Consider a version of consequentialism on which the right thing to do is the one that has the best consequences. Now suppose you're captured by an eccentric evil dictator who always tells the truth. She informs you there are ten innocent prisoners and there is a game you can play.
- If you refuse to play, the prisoners will all be released.
- If you play, the number of hairs on your head will be quickly counted by a machine, and if that number is divisible by 50, all the prisoners will be tortured to death. If that number is not divisible by 50, they will be released and one of them will be given a tasty and nutritious muffin as well, which muffin will otherwise go to waste.
So the consequentialist had better not say that the right thing to do is the one that has the best consequences. She would do better to say that the right thing to do is the one that has the best expected consequences. But I think that is a significant concession to make. The claim that you should act so as to produce the best consequences has a very pleasing simplicity to it. In its simplicity, it is a lovely philosophical theory (even though it leads to morally abhorrent conclusions). But once we say that you should maximize expected utility, we lose that elegant simplicity. We wonder why maximize expected utility instead of doing something more risk averse.

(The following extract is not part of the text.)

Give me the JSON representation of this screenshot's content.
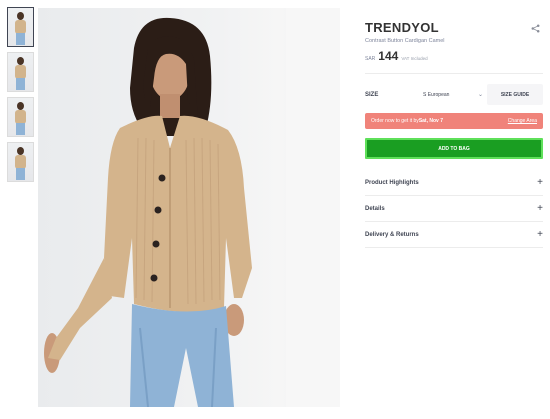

But even putting risk to one side, we should wonder why expected utility matters so much morally speaking. The best story about why expected utility matters have to do with long-run consequences and the law of large numbers. But that story, first, tells us nothing about intrinsically one-shot situations. And, second, that justification of expected utility maximization is essentially a rule utilitarian style of argument—it is the policy, not the particular act, that is being evaluated. Thus, anyone impressed by this line of thought should rather be a rule than an act consequentialist. And rule consequentialism has really serious theoretical problems.